This book was very hard to follow. I can't speak for what a potential print version will look like, since all I had was the ebook version, but it seemed to be poorly laid out and misguided in its approach. I am by no means a professional programmer, but I have a lot of experience in programing in several languages, mostly VB, yet I had trouble understanding what the author was saying at times. I don't honestly believe a beginner coming to programming for the first time will be able to make heads or tails out of this.
There was no attempt to ease into things - by means of, for example, discussing the basics of programming, or to looking at the various commands and syntax used. The author simply launched into the trope "Hello World" output without really explaining anything about the development environment or about programming principles.
There were issues with the layout and the actual text, too. It seemed like maybe something had gone wrong with instances of the 'print' command (this syntax is used in several programming languages to produce output on the screen (not on the printer as some beginners might think), so instead of reading 'tries to print "Hello World" or their own name', I read, 'tries to pr"Hello World" or their own name'. The same problem occurred with 'To prany textual content we are required to put in print()' and 'trying to repeatedly pra small text horizontally in'. In each case, the 'int' part of 'print' was missing as was the space that would follow the word.

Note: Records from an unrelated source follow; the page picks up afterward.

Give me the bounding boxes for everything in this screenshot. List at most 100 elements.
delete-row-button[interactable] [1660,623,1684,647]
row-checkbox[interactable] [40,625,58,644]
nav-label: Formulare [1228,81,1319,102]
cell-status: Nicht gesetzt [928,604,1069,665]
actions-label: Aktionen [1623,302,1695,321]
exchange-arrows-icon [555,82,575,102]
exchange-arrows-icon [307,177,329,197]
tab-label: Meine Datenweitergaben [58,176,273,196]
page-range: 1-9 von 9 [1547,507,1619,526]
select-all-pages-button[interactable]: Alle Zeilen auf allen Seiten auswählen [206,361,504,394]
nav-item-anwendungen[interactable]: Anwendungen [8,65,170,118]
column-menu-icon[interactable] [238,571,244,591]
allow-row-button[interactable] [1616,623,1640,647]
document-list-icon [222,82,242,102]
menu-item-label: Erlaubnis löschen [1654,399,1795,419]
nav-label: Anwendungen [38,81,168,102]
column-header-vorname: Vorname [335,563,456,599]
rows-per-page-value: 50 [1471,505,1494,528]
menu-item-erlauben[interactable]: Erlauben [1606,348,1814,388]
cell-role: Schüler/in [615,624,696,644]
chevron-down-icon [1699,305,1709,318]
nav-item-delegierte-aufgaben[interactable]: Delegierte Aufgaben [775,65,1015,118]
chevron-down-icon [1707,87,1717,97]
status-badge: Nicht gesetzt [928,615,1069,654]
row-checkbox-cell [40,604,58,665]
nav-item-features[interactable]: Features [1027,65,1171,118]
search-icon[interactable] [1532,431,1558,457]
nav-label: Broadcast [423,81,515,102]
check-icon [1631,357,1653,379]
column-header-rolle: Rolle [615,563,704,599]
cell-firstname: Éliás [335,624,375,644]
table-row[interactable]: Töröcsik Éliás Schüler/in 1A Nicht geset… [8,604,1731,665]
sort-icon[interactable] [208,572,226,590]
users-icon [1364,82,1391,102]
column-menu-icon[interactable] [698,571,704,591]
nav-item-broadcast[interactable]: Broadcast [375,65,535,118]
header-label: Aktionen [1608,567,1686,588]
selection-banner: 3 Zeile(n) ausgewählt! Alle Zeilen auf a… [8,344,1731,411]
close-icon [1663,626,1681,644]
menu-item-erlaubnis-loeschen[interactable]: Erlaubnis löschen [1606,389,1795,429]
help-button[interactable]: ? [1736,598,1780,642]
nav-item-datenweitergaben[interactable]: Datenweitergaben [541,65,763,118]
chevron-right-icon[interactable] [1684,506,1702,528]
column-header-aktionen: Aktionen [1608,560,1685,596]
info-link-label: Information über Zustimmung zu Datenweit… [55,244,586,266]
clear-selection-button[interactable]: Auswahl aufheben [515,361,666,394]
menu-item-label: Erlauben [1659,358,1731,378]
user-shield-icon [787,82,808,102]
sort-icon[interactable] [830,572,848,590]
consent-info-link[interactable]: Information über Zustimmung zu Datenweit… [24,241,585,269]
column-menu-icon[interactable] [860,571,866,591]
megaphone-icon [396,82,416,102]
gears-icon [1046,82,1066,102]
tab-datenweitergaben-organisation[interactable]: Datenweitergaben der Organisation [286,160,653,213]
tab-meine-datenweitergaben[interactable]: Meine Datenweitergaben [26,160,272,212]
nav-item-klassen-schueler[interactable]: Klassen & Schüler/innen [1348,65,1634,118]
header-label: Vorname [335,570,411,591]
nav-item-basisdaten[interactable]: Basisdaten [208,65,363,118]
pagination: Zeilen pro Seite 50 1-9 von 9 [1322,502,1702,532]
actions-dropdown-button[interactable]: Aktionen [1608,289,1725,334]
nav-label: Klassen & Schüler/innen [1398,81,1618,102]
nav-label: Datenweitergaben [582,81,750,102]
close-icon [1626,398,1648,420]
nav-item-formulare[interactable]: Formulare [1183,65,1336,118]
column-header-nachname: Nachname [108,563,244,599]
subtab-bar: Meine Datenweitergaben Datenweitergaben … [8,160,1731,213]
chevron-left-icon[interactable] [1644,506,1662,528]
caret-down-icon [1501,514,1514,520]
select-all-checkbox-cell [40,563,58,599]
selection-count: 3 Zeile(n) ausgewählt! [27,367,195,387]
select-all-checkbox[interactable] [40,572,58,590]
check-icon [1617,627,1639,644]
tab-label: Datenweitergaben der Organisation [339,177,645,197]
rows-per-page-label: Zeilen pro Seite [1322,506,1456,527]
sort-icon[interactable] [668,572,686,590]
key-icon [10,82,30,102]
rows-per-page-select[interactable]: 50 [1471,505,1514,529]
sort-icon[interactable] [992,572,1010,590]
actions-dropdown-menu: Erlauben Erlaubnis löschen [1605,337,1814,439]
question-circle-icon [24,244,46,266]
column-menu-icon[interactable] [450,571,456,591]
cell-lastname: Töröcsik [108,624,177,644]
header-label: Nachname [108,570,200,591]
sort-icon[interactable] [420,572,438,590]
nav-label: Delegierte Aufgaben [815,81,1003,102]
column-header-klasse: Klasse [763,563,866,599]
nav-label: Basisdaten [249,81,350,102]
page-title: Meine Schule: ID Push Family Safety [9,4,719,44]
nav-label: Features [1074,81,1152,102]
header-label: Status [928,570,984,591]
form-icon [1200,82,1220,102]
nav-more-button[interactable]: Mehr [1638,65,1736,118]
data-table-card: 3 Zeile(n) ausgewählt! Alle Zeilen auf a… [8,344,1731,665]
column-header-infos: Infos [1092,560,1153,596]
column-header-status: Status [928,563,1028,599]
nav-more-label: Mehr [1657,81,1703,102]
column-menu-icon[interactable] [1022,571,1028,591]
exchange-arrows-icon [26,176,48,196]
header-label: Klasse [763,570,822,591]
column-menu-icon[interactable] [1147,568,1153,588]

It was almost like someone did a search and replace for 'int ' (which describes an integer variable in some programming languages), but didn't circumscribe it as 'whole word only' and it took out the latter half of 'print ' as well.
Here are some more examples of oddball text:
- methodprint("any text")
- To prall the text
- Few examples are many
- Memory address location resembles not less than any secret key.
- Let's calculate the difference of value between all consecutive pair of values
- Sequence Next - Previous Difference variable:counter updates Final value 2 counter = 2 2 4 4 - 2 2 counter = counter + 2 2 + 2 = 4 6 6 - 4 2 counter = counter + 2 4 + 2 = 6 8 8 - 6 2 counter = counter + 2 6 + 2 = 2" - can you understand that?! I could not.
- Based on this (True/False), for-loop control structure decides whether to repeat the set of statement(s) or not. - 'Set of' is not needed
- for counter in range(2, 20 + 1, 2): print (counter) for counter in range(20, 2 1, 2): print (counter) - this second one is missing a minus sign
- the importance of the colon in syntax isn't mentioned until 80% in!
- It's similar to a moving car that stops exactly whenever the driver applies the break. (brake)
- For example; for counter in range(5,0,1): print(1*counter) # statement1 # The for-loop is a statement2 for inner in range(1,5): print(inner) print(3*counter) # statement3 - there's no word about how block is terminated
Then came the part where I quit reading. There were some programming examples for the reader to try themselves, and every single one seemed to be aimed at producing a table of values. The first two were these, and the reader is asked to "Write a separate program for each of the given output":
LoopingProblemA 1==1 1==2 1==3 1==4 1==5 LoopingProblemC 1<=1 1<=2 1<=3 1<=4 1<=5I'm sorry, but what exactly is the point of doing essentially the same program time and time again? This is where I decided that enough is enough and that this book was too much work in just understanding the text to actually learn anything of real value from it. Out of curiosity, I paged through the screen on my phone, where I was reading this, to see how long these exercises went on for, and they went on, I kid you not, for ONE HUNDRED SCREENS! Almosr exactly the same thing, tediously repeated over and over again.
That's ridiculous, and what is the purpose of this? Once you understand the principle, endlessly repeating it is not going to give you more understanding, it's going to bore you to tears and make you want to quite Python programming - or at least quit this book about it. The reader needs a general knowledge of all the basic principles, not 100 screens of doing the same rote thing over and over. I DNF'd this right there. I cannot commend it as a worthy read. It doesn't get it done.